Tuesday, August 03, 2004

Dumbing Down -- Scattered thoughts and broken vows

Today, I guess, is overall, a good day.

It started out with a scream of frustration, since the PLDT repair guy was again coming to our house and ruining my plans of going to work early. But the flip side of that is, my PLDT DSL connection finally got fixed. After much tinkering on his end, he finally thought of changing the cables and the section where I was getting my DSL connection, and now everything's all right again. :) I guess there was something faulty in how they connected my DSL connection, but hey, since it's working now, I'm not complaining.

I feel sick, like I'm coming down with something. And it's almost 5AM, and still I'm awake. How's that for insomnia?

Reminds me of my Saturday night at Tagaytay...we slept at a friend's house, and I couldn't sleep. For the life of me, I really wanted to sleep, just so I could get enough rest because I knew I had to do a lot of things Sunday, but no. 4AM. Still awake. 5AM. Still awake. The sun is up. Got up 6AM to look around and see Taal. Everyone's still asleep. Try to fall asleep 6:15. Dozed off for a while. Finally! Woke up at 6:45. Everyone's awake. $^%$$$##@!


My friend's Friendster testimonial almost made me cry. She said, she doesn't understand how many times I have to cry before I find true happiness. And that made me real sad. Have I even found my happiness? I'm not sure. Romance-wise, I sometimes think that I get stuck with "nowhere" men. Men who are okay, in the present, right here, right now. But will they commit to a future with me? Perhaps not. I'm not sure. Do I even want to commit to a future with them? Maybe. I'm with them ain't I? But....there's a "but" there somewhere. But the beauty of our relationship is, it works, somehow.


You know what, it's been an awfully long day. I was about to go home around 11PM, but I wasn't able to because my boss was using my computer to troubleshoot something. I just couldn't get the nerve to tell him, hey, I need to go home right now because I still want to catch the bus home. I didn't have a car, and I was too stingy to want to take the taxi home. Well anyway, it was well past 1AM when I left the office. And yes, I took the taxi. And the taxi driver was trying to scam me into paying him more, since it was raining today and all. But I felt good since I didn't let him push me into paying more. Especially since I told him that it was all the money I had that night.

I wish of course that sometimes, someone would take care of me. So I wouldn't have to go home late, alone. So I don't even have to work my ass off. wishful thinking dear...
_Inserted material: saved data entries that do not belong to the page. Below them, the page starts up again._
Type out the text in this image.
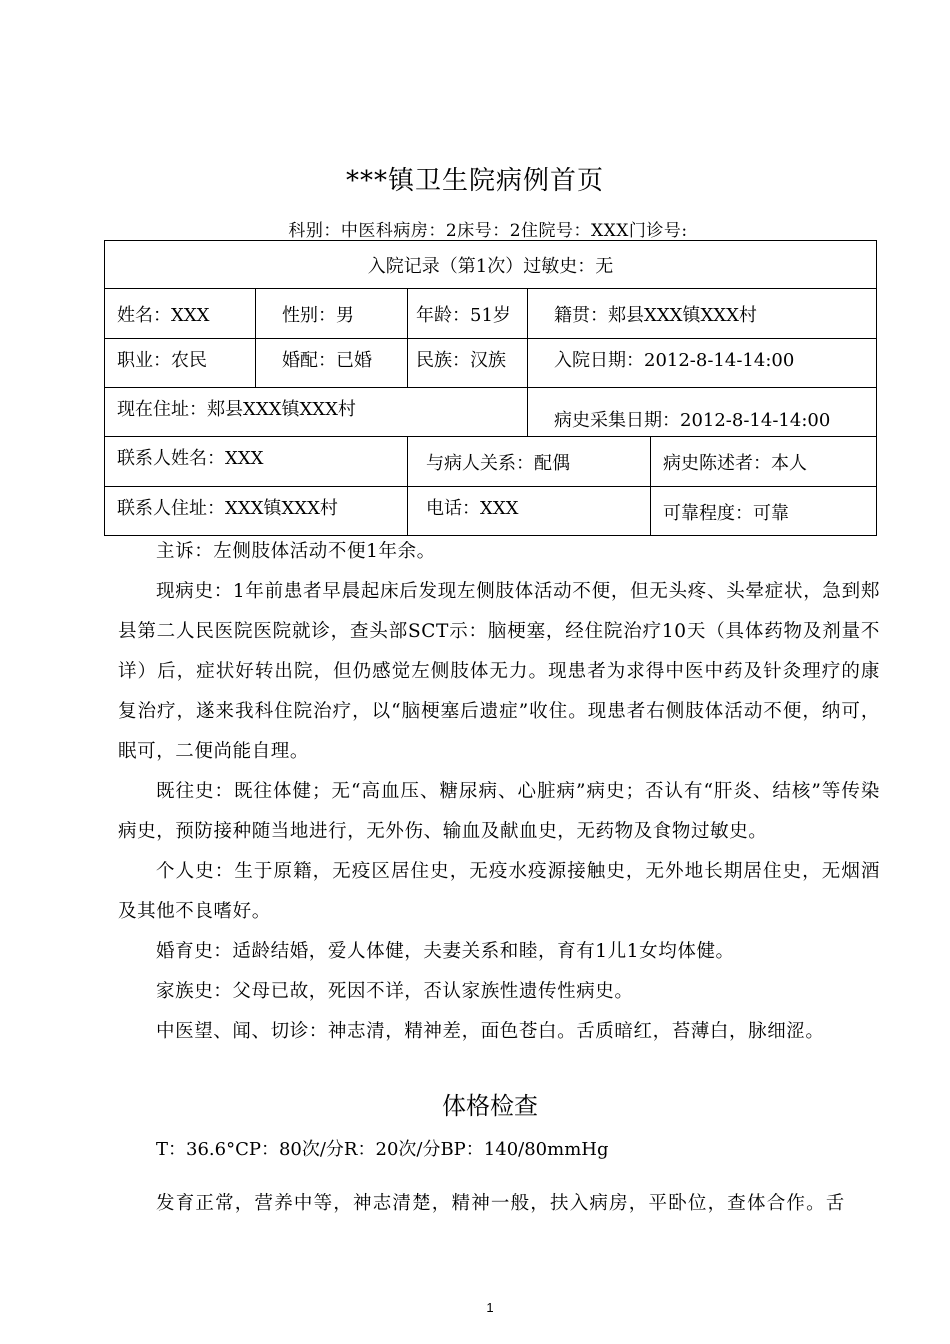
***镇卫生院病例首页
科别：中医科病房：2床号：2住院号：XXX门诊号:
入院记录（第1次）过敏史：无				
姓名：XXX	性别：男	年龄：51岁	籍贯：郏县XXX镇XXX村	
职业：农民	婚配：已婚	民族：汉族	入院日期：2012-8-14-14:00	
现在住址：郏县XXX镇XXX村			病史采集日期：2012-8-14-14:00	
联系人姓名：XXX		与病人关系：配偶		病史陈述者：本人
联系人住址：XXX镇XXX村		电话：XXX		可靠程度：可靠

主诉：左侧肢体活动不便1年余。

现病史：1年前患者早晨起床后发现左侧肢体活动不便，但无头疼、头晕症状，急到郏县第二人民医院医院就诊，查头部SCT示：脑梗塞，经住院治疗10天（具体药物及剂量不详）后，症状好转出院，但仍感觉左侧肢体无力。现患者为求得中医中药及针灸理疗的康复治疗，遂来我科住院治疗，以“脑梗塞后遗症”收住。现患者右侧肢体活动不便，纳可，眠可，二便尚能自理。

既往史：既往体健；无“高血压、糖尿病、心脏病”病史；否认有“肝炎、结核”等传染病史，预防接种随当地进行，无外伤、输血及献血史，无药物及食物过敏史。

个人史：生于原籍，无疫区居住史，无疫水疫源接触史，无外地长期居住史，无烟酒及其他不良嗜好。

婚育史：适龄结婚，爱人体健，夫妻关系和睦，育有1儿1女均体健。

家族史：父母已故，死因不详，否认家族性遗传性病史。

中医望、闻、切诊：神志清，精神差，面色苍白。舌质暗红，苔薄白，脉细涩。

体格检查
T：36.6°CP：80次/分R：20次/分BP：140/80mmHg

发育正常，营养中等，神志清楚，精神一般，扶入病房，平卧位，查体合作。舌

1
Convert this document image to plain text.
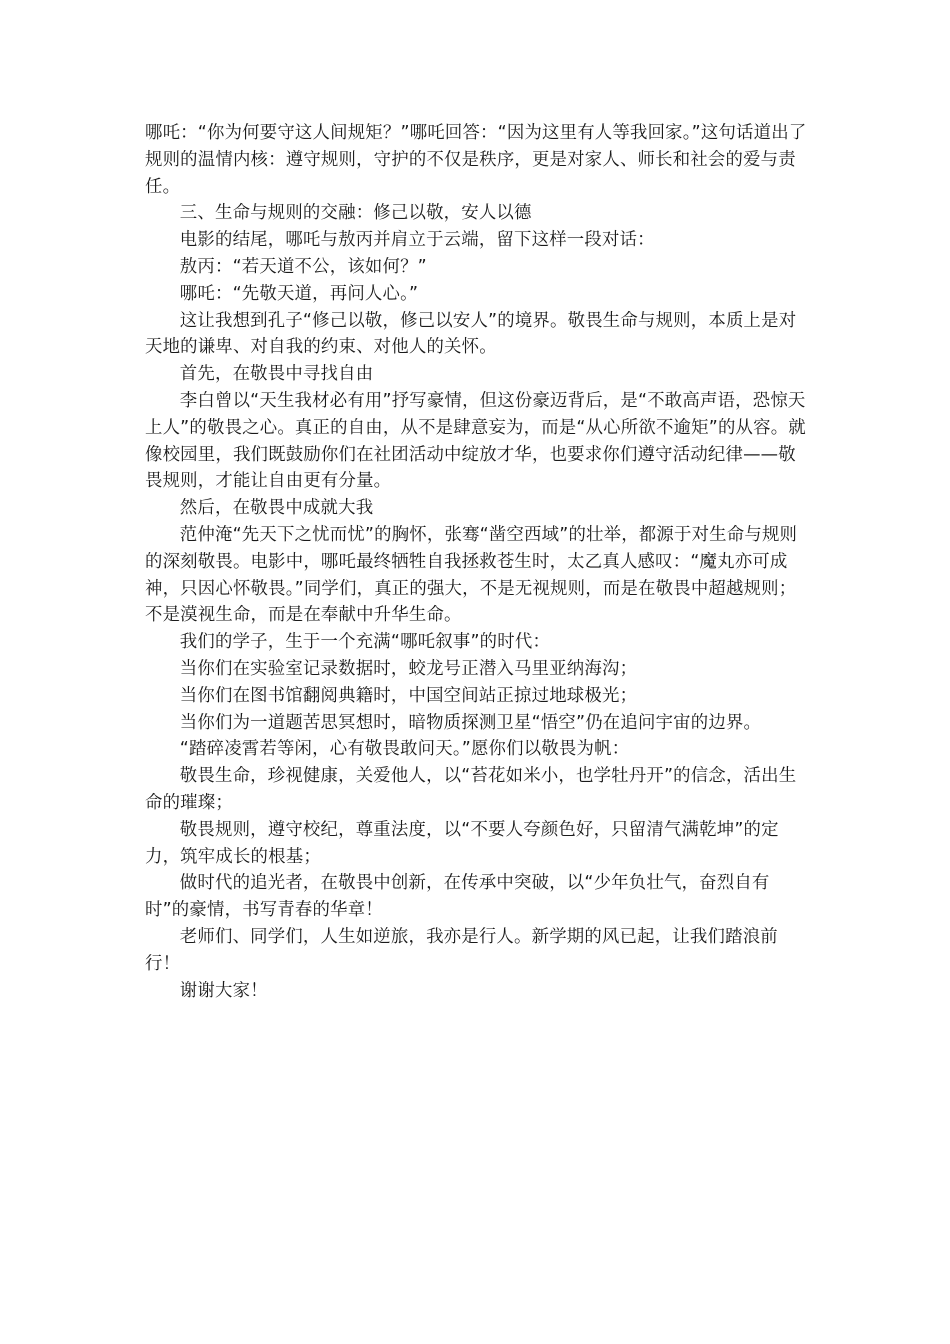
哪吒：“你为何要守这人间规矩？”哪吒回答：“因为这里有人等我回家。”这句话道出了规则的温情内核：遵守规则，守护的不仅是秩序，更是对家人、师长和社会的爱与责任。

三、生命与规则的交融：修己以敬，安人以德

电影的结尾，哪吒与敖丙并肩立于云端，留下这样一段对话：

敖丙：“若天道不公，该如何？”

哪吒：“先敬天道，再问人心。”

这让我想到孔子“修己以敬，修己以安人”的境界。敬畏生命与规则，本质上是对天地的谦卑、对自我的约束、对他人的关怀。

首先，在敬畏中寻找自由

李白曾以“天生我材必有用”抒写豪情，但这份豪迈背后，是“不敢高声语，恐惊天上人”的敬畏之心。真正的自由，从不是肆意妄为，而是“从心所欲不逾矩”的从容。就像校园里，我们既鼓励你们在社团活动中绽放才华，也要求你们遵守活动纪律——敬畏规则，才能让自由更有分量。

然后，在敬畏中成就大我

范仲淹“先天下之忧而忧”的胸怀，张骞“凿空西域”的壮举，都源于对生命与规则的深刻敬畏。电影中，哪吒最终牺牲自我拯救苍生时，太乙真人感叹：“魔丸亦可成神，只因心怀敬畏。”同学们，真正的强大，不是无视规则，而是在敬畏中超越规则；不是漠视生命，而是在奉献中升华生命。

我们的学子，生于一个充满“哪吒叙事”的时代：

当你们在实验室记录数据时，蛟龙号正潜入马里亚纳海沟；

当你们在图书馆翻阅典籍时，中国空间站正掠过地球极光；

当你们为一道题苦思冥想时，暗物质探测卫星“悟空”仍在追问宇宙的边界。

“踏碎凌霄若等闲，心有敬畏敢问天。”愿你们以敬畏为帆：

敬畏生命，珍视健康，关爱他人，以“苔花如米小，也学牡丹开”的信念，活出生命的璀璨；

敬畏规则，遵守校纪，尊重法度，以“不要人夸颜色好，只留清气满乾坤”的定力，筑牢成长的根基；

做时代的追光者，在敬畏中创新，在传承中突破，以“少年负壮气，奋烈自有时”的豪情，书写青春的华章！

老师们、同学们，人生如逆旅，我亦是行人。新学期的风已起，让我们踏浪前行！

谢谢大家！
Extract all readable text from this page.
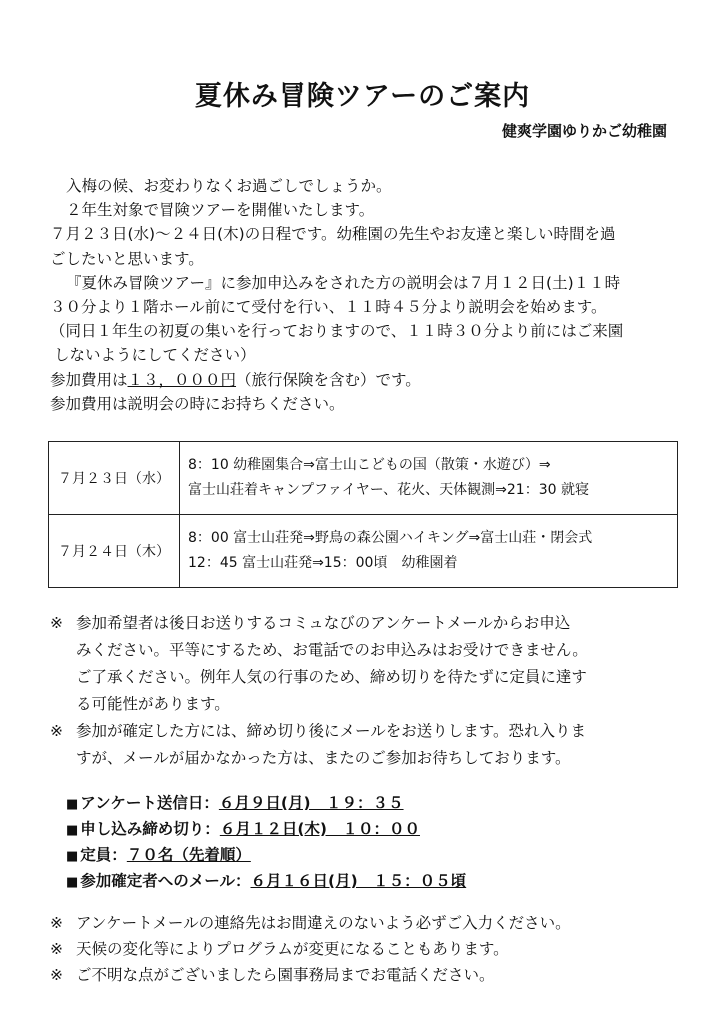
夏休み冒険ツアーのご案内
健爽学園ゆりかご幼稚園

入梅の候、お変わりなくお過ごしでしょうか。

２年生対象で冒険ツアーを開催いたします。

７月２３日(水)～２４日(木)の日程です。幼稚園の先生やお友達と楽しい時間を過

ごしたいと思います。

『夏休み冒険ツアー』に参加申込みをされた方の説明会は７月１２日(土)１１時

３０分より１階ホール前にて受付を行い、１１時４５分より説明会を始めます。

（同日１年生の初夏の集いを行っておりますので、１１時３０分より前にはご来園

しないようにしてください）

参加費用は１３，０００円（旅行保険を含む）です。

参加費用は説明会の時にお持ちください。

７月２３日（水）	8：10 幼稚園集合⇒富士山こどもの国（散策・水遊び）⇒
富士山荘着キャンプファイヤー、花火、天体観測⇒21：30 就寝

７月２４日（木）	8：00 富士山荘発⇒野鳥の森公園ハイキング⇒富士山荘・閉会式
12：45 富士山荘発⇒15：00頃　幼稚園着
※ 参加希望者は後日お送りするコミュなびのアンケートメールからお申込
みください。平等にするため、お電話でのお申込みはお受けできません。
ご了承ください。例年人気の行事のため、締め切りを待たずに定員に達す
る可能性があります。
※ 参加が確定した方には、締め切り後にメールをお送りします。恐れ入りま
すが、メールが届かなかった方は、またのご参加お待ちしております。
■ アンケート送信日：６月９日(月)　１９：３５
■ 申し込み締め切り：６月１２日(木)　１０：００
■ 定員：７０名（先着順）
■ 参加確定者へのメール：６月１６日(月)　１５：０５頃
※ アンケートメールの連絡先はお間違えのないよう必ずご入力ください。
※ 天候の変化等によりプログラムが変更になることもあります。
※ ご不明な点がございましたら園事務局までお電話ください。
Another reason I wasn't able to go home at once was, a friend called me to confide about her love problems. Couldn't bear the hurt of knowing that her boyfriend might be leaving her. Nothing final yet, just the "cool-off" conversation. Well, it's good to know that she thinks I'm wise enough to run to, but hey, I'm no cupid. And, I'm basically a cynical person, plus, I'm not entirely conventional, ergo I'm not the best person to turn to since my views might result in even more estrangement and failed romances. Look at me! haha. But I guess that was what she wanted, a perspective different from her own. Maybe. I love my friend, and of course I'll support her, but it does feel weird to tell this friend particularly, that there is love after heartbreak. Because I want her to believe in the myth of forever, in the myth of the first love, in the myth of the forever love. No one should experience that disappointment in love.

I took this quiz at http://www.okcupid.com/oktest, and though other people say the quiz accurately described them, I don't entirely agree. I protest! Haha....or perhaps I just don't really know myself enough. I can't see myself accurately? Here is how it rated me, tell me what you think:


The Wild Rose
Random Brutal Love Dreamer (RBLDf)

Colorful, but unpicked. You are The Wild Rose.

Prone to bouts of cynicism, sarcasm, and thorns, you excite a certain kind of man. Hoping to gather you up, he flirts and winks and asks you out, ultimately professing his love. Then you make him bleed. Why? Because you're the rare, independent, self-sufficient kind of woman who does want love, but not from a weakling.

You don't seem to take yourself too seriously, and that's refreshing. You aren't uptight; you don't over-plan. Romance-wise, sex isn't a top priority--a true relationship would be preferable. For your age, you haven't had a lot of bonafide love experience, though, and this kind of gets to core of the issue. You're very selective.

The problem is them, not you, right? You have lofty standards that few measure up to. You're out there all right, but not to be picked up by just anyone.

"You're never truly single as long as you have yourself."



I don't know about the "selective" and "lack of bonafide experience" part, but that last quote, that is so true for me. And that is so something that I am so sad to admit to. Because that single quote captures all the cynicism I have. In the end, we are alone.